WILLIAMSTOWN -- Bernice Lewis has been performing in local clubs since she moved to the Berkshires, about 28 years ago. A Boston native, she has had a varied career that now includes heading up the Ladies Auxiliary Ukulele Orchestra and helping organize the annual Sheep Hill Ukulele Festival, as well as performing solo.

In a recent interview, Lewis talked about her career and her roots and gave a very cogent reason for her love of ukuleles.

Q: Okay, so what's the deal with ukuleles?

A: Most instruments were invented for male bodies. I'm not a large person. I'm only 5-2. When I pick up a bass guitar, or an electric guitar or even an acoustic guitar, it's heavy! It puts a lot of pressure on your left side. When I pick up a ukulele, it fits my body perfectly. It doesn't make a big sound, but it's easier for me to play.

Q: Fair enough. Let's roll back to the early days. When did you first pick up a guitar?

A: I had a guitar when I was 12 years old. Unfortunately, it was stolen. I didn't get another one until I was in my 20s. But I was always singing, and I always enjoyed music. When I was in eighth grade, I tried out for a supporting singer in Carmen. And I was given the lead.

Q: What accounted for the gap?

A: My parents wanted me to do something practical. They weren't into music. My mother always used to say, ‘Bernice, nice Jewish girls don't sing.


' But then I thought, ‘So what about Barbra Streisand?'

Q: But eventually you did get another guitar.

A: Yes. I was in my 20s, teaching, and I got an acoustic guitar. I'd finish grading papers and begin playing. I knew almost immediately I wanted to perform.

Q: You arrived in the Berkshires with your husband in 1985. Where did you first start performing locally?

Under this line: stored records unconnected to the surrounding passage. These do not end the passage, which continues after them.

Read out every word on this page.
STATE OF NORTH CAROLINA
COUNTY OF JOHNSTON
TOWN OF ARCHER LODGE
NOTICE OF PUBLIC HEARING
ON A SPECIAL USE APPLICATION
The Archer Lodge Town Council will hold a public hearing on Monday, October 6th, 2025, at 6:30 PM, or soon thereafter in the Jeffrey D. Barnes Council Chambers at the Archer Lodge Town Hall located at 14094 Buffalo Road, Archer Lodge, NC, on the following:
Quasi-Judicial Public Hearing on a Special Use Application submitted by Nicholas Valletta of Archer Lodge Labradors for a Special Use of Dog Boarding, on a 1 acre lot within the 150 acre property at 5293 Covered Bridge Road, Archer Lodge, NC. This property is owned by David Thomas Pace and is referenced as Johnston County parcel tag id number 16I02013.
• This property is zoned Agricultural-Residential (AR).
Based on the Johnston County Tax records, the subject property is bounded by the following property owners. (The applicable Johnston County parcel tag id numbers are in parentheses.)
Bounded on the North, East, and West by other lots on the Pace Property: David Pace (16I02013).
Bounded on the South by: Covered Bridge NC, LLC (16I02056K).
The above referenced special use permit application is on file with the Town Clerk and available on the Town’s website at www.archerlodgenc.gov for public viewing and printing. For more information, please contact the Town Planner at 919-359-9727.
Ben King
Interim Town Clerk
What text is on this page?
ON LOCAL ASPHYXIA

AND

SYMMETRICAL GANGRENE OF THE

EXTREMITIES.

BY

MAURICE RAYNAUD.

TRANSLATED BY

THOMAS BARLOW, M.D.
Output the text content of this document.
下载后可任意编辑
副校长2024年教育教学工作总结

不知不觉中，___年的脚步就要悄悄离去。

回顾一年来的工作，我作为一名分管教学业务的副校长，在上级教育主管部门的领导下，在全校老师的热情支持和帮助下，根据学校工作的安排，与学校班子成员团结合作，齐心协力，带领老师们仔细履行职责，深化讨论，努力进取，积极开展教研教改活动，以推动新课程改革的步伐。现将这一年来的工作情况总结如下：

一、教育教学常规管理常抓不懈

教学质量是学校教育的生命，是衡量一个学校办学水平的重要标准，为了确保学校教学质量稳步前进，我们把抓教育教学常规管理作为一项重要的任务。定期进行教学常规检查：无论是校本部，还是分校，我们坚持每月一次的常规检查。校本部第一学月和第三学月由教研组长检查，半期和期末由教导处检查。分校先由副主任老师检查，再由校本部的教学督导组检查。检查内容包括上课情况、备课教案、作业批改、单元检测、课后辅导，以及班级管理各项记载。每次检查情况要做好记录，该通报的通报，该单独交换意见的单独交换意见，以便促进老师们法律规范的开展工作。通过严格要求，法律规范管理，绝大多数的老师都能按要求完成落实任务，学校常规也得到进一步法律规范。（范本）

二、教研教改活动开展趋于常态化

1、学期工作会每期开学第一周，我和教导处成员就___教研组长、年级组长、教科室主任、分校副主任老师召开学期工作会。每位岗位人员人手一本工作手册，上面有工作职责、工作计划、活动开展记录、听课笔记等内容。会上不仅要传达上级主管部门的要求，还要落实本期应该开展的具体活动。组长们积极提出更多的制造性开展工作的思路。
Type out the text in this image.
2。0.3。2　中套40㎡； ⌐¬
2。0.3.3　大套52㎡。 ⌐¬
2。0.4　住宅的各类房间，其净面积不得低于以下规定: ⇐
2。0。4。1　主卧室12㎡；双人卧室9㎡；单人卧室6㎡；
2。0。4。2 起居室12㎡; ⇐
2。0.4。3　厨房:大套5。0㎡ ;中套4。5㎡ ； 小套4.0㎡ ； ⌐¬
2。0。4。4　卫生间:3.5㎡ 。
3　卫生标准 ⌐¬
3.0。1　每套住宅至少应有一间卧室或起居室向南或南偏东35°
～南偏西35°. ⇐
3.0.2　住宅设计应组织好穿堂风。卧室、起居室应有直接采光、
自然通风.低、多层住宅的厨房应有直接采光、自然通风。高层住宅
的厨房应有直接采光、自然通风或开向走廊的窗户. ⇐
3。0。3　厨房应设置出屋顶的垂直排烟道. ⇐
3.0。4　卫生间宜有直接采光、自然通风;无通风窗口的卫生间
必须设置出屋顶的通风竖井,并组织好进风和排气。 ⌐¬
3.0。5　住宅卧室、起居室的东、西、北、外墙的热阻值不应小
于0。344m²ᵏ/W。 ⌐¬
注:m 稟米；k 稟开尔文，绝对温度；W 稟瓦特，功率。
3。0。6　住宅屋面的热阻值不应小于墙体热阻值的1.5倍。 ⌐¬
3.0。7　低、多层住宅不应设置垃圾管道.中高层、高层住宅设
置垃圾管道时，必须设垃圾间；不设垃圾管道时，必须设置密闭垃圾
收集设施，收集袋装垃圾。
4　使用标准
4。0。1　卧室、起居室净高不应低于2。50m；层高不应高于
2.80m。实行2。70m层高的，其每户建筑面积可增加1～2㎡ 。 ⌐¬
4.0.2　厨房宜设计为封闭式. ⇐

A: There was a little bar beneath the Lenox Inn -- that was great. It was a lovely spot. They had one of those old-fashioned popcorn-makers, and every time someone turned it on, I would play "Mr. Sandman," because then I would have a percussion machine.

Q: That's a good story.

A: I'd also like to say that I really enjoyed playing at La Cocina. That was another early stop. I would play once a week downstairs. The owners really supported local live music.

Q: We're all over the map here, today. But I wanted to ask, before I forgot, what your musical influences were growing up.

A:Well, when I was growing up, radio was just so great. I guess it's kind of the standard answer. I would listen to the Beatles, and the Rolling Stones and on the same program, I would hear Bob Dylan and Bonnie Raitt.

The programming just wasn't as structured as it is now.

Q: What are you working on now?

A: I do solo shows and tour with the Ladies Auxiliary. But my big project these days is that I'm working on a CD of solo material. I've launched a Kickstarter campaign to help with the funding. [For more information on Bernice's upcoming CD and to help her fund it, go to].

Q: We talked a little about your experience as a ukulele player. And I know you play guitar. Do you play any other instruments?

A: Ukulele and guitar are pretty much it when I'm performing. When nobody's watching, I play piano, and I have a little drum kit. But I'm not sure I'll ever play those instruments live. But maybe.